Characterization of the Hardy–Littlewood–Pólya principle for r.i. quasi-Banach function spaces

Characterize the rearrangement-invariant quasi-Banach function norms over resonant measure spaces for which the Hardy–Littlewood–Pólya principle holds, i.e., establish necessary and sufficient conditions ensuring that f ≺ g implies ||f|| ≤ ||g|| for all measurable functions f and g. The goal is to provide a complete characterization analogous to the classical Banach function space case.

Background

The paper reviews the Hardy–Littlewood–Pólya (HLP) relation f ≺ g (defined by f^{**} ≤ g^{**}) and the associated HLP principle (monotonicity of an r.i. quasinorm under ≺). It recalls that the HLP principle is classical for r.i.

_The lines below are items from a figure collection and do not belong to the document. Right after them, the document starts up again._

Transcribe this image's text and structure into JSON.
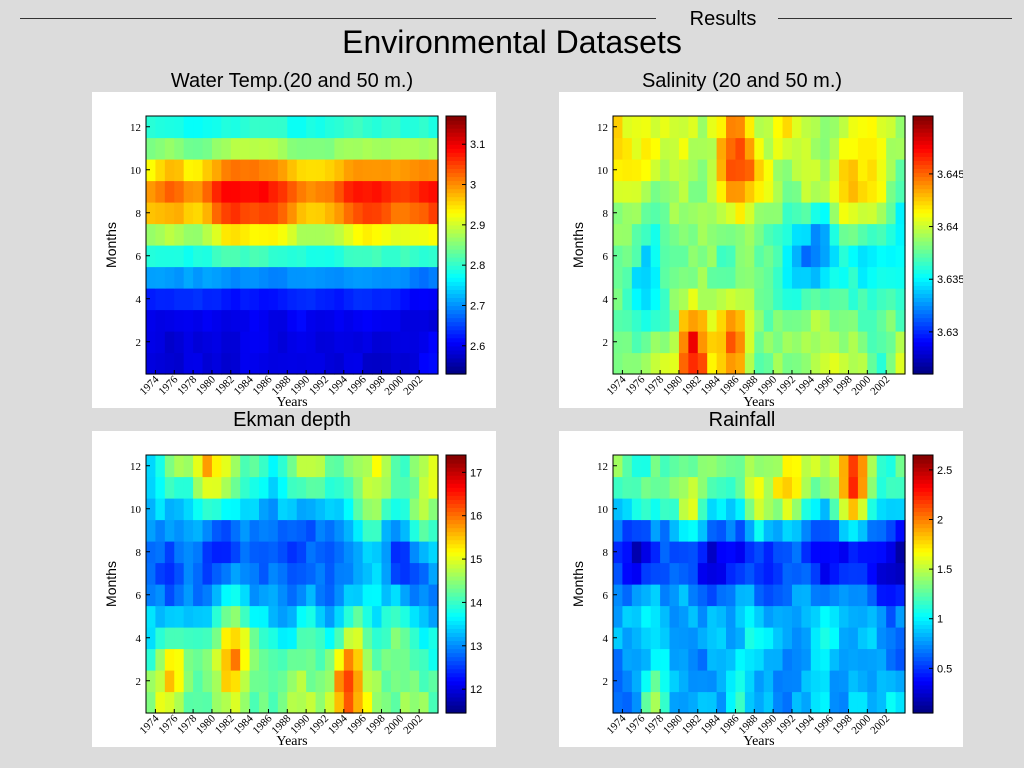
{
  "header": {
    "section_label": "Results",
    "title": "Environmental Datasets"
  },
  "chart_data": [
    {
      "type": "heatmap",
      "title": "Water Temp.(20 and 50 m.)",
      "xlabel": "Years",
      "ylabel": "Months",
      "xlim": [
        1973,
        2004
      ],
      "ylim": [
        1,
        12
      ],
      "xticks": [
        "1974",
        "1976",
        "1978",
        "1980",
        "1982",
        "1984",
        "1986",
        "1988",
        "1990",
        "1992",
        "1994",
        "1996",
        "1998",
        "2000",
        "2002"
      ],
      "yticks": [
        "2",
        "4",
        "6",
        "8",
        "10",
        "12"
      ],
      "colorbar": {
        "min": 2.53,
        "max": 3.17,
        "ticks": [
          "2.6",
          "2.7",
          "2.8",
          "2.9",
          "3",
          "3.1"
        ],
        "tick_values": [
          2.6,
          2.7,
          2.8,
          2.9,
          3.0,
          3.1
        ]
      },
      "colormap": "jet",
      "field": {
        "base": [
          0.1,
          0.1,
          0.11,
          0.13,
          0.24,
          0.45,
          0.56,
          0.8,
          0.87,
          0.72,
          0.52,
          0.34
        ],
        "year_amp": 0.14,
        "year_pattern": [
          0.0,
          0.3,
          -0.2,
          0.4,
          0.9,
          1.0,
          0.8,
          0.3,
          -0.1,
          0.0,
          0.5,
          0.9,
          0.8,
          0.3,
          0.6,
          0.8
        ],
        "year_months": [
          7,
          8,
          9,
          10
        ],
        "noise": 0.06,
        "seed": 11
      }
    },
    {
      "type": "heatmap",
      "title": "Salinity (20 and 50 m.)",
      "xlabel": "Years",
      "ylabel": "Months",
      "xlim": [
        1973,
        2004
      ],
      "ylim": [
        1,
        12
      ],
      "xticks": [
        "1974",
        "1976",
        "1978",
        "1980",
        "1982",
        "1984",
        "1986",
        "1988",
        "1990",
        "1992",
        "1994",
        "1996",
        "1998",
        "2000",
        "2002"
      ],
      "yticks": [
        "2",
        "4",
        "6",
        "8",
        "10",
        "12"
      ],
      "colorbar": {
        "min": 3.626,
        "max": 3.6505,
        "ticks": [
          "3.63",
          "3.635",
          "3.64",
          "3.645"
        ],
        "tick_values": [
          3.63,
          3.635,
          3.64,
          3.645
        ]
      },
      "colormap": "jet",
      "field": {
        "base": [
          0.55,
          0.55,
          0.52,
          0.48,
          0.45,
          0.45,
          0.5,
          0.52,
          0.55,
          0.58,
          0.6,
          0.58
        ],
        "year_amp": 0.0,
        "year_pattern": [],
        "year_months": [],
        "noise": 0.2,
        "seed": 23,
        "hotspots": [
          [
            1981,
            2,
            0.45,
            1.4
          ],
          [
            1985,
            2,
            0.35,
            1.2
          ],
          [
            1986,
            9.5,
            0.35,
            1.6
          ],
          [
            1998,
            9,
            0.3,
            1.3
          ],
          [
            1976,
            4,
            -0.3,
            1.4
          ],
          [
            1994,
            6,
            -0.25,
            1.8
          ],
          [
            2002,
            6,
            -0.3,
            1.5
          ]
        ]
      }
    },
    {
      "type": "heatmap",
      "title": "Ekman depth",
      "xlabel": "Years",
      "ylabel": "Months",
      "xlim": [
        1973,
        2004
      ],
      "ylim": [
        1,
        12
      ],
      "xticks": [
        "1974",
        "1976",
        "1978",
        "1980",
        "1982",
        "1984",
        "1986",
        "1988",
        "1990",
        "1992",
        "1994",
        "1996",
        "1998",
        "2000",
        "2002"
      ],
      "yticks": [
        "2",
        "4",
        "6",
        "8",
        "10",
        "12"
      ],
      "colorbar": {
        "min": 11.45,
        "max": 17.4,
        "ticks": [
          "12",
          "13",
          "14",
          "15",
          "16",
          "17"
        ],
        "tick_values": [
          12,
          13,
          14,
          15,
          16,
          17
        ]
      },
      "colormap": "jet",
      "field": {
        "base": [
          0.52,
          0.5,
          0.47,
          0.42,
          0.36,
          0.28,
          0.22,
          0.2,
          0.24,
          0.32,
          0.42,
          0.5
        ],
        "year_amp": 0.0,
        "year_pattern": [],
        "year_months": [],
        "noise": 0.18,
        "seed": 37,
        "hotspots": [
          [
            1994,
            2,
            0.5,
            1.3
          ],
          [
            1982,
            3,
            0.45,
            1.0
          ],
          [
            1975,
            2.5,
            0.4,
            1.1
          ],
          [
            1996,
            10,
            0.3,
            1.5
          ],
          [
            2002,
            10,
            0.3,
            1.2
          ],
          [
            1979,
            11.5,
            0.35,
            1.2
          ]
        ]
      }
    },
    {
      "type": "heatmap",
      "title": "Rainfall",
      "xlabel": "Years",
      "ylabel": "Months",
      "xlim": [
        1973,
        2004
      ],
      "ylim": [
        1,
        12
      ],
      "xticks": [
        "1974",
        "1976",
        "1978",
        "1980",
        "1982",
        "1984",
        "1986",
        "1988",
        "1990",
        "1992",
        "1994",
        "1996",
        "1998",
        "2000",
        "2002"
      ],
      "yticks": [
        "2",
        "4",
        "6",
        "8",
        "10",
        "12"
      ],
      "colorbar": {
        "min": 0.05,
        "max": 2.65,
        "ticks": [
          "0.5",
          "1",
          "1.5",
          "2",
          "2.5"
        ],
        "tick_values": [
          0.5,
          1,
          1.5,
          2,
          2.5
        ]
      },
      "colormap": "jet",
      "field": {
        "base": [
          0.35,
          0.3,
          0.28,
          0.32,
          0.32,
          0.25,
          0.12,
          0.1,
          0.18,
          0.4,
          0.52,
          0.45
        ],
        "year_amp": 0.0,
        "year_pattern": [],
        "year_months": [],
        "noise": 0.2,
        "seed": 53,
        "hotspots": [
          [
            1998,
            11,
            0.5,
            1.3
          ],
          [
            1991,
            10,
            0.4,
            1.2
          ],
          [
            1977,
            1.5,
            0.4,
            1.0
          ],
          [
            1986,
            1.5,
            0.35,
            1.0
          ],
          [
            1988,
            10,
            0.35,
            1.0
          ],
          [
            1981,
            10,
            0.35,
            1.0
          ]
        ]
      }
    }
  ]
}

Banach function norms but notes the absence of a complete theory in the quasi-Banach setting.

The authors develop representation tools (canonical representation quasinorm) and several characterizations relating properties of X and its representation \overline{X}, including the inheritance of properties under rearrangement and majorization, but point out that a full characterization of when HLP holds for r.i. quasi-Banach function spaces is missing.

This open problem is central to extending monotonicity principles and interpolation mechanisms beyond the Banach framework, and would clarify when results relying on HLP (e.g., maximal inequalities or ergodic limits) can be transferred to quasi-Banach contexts.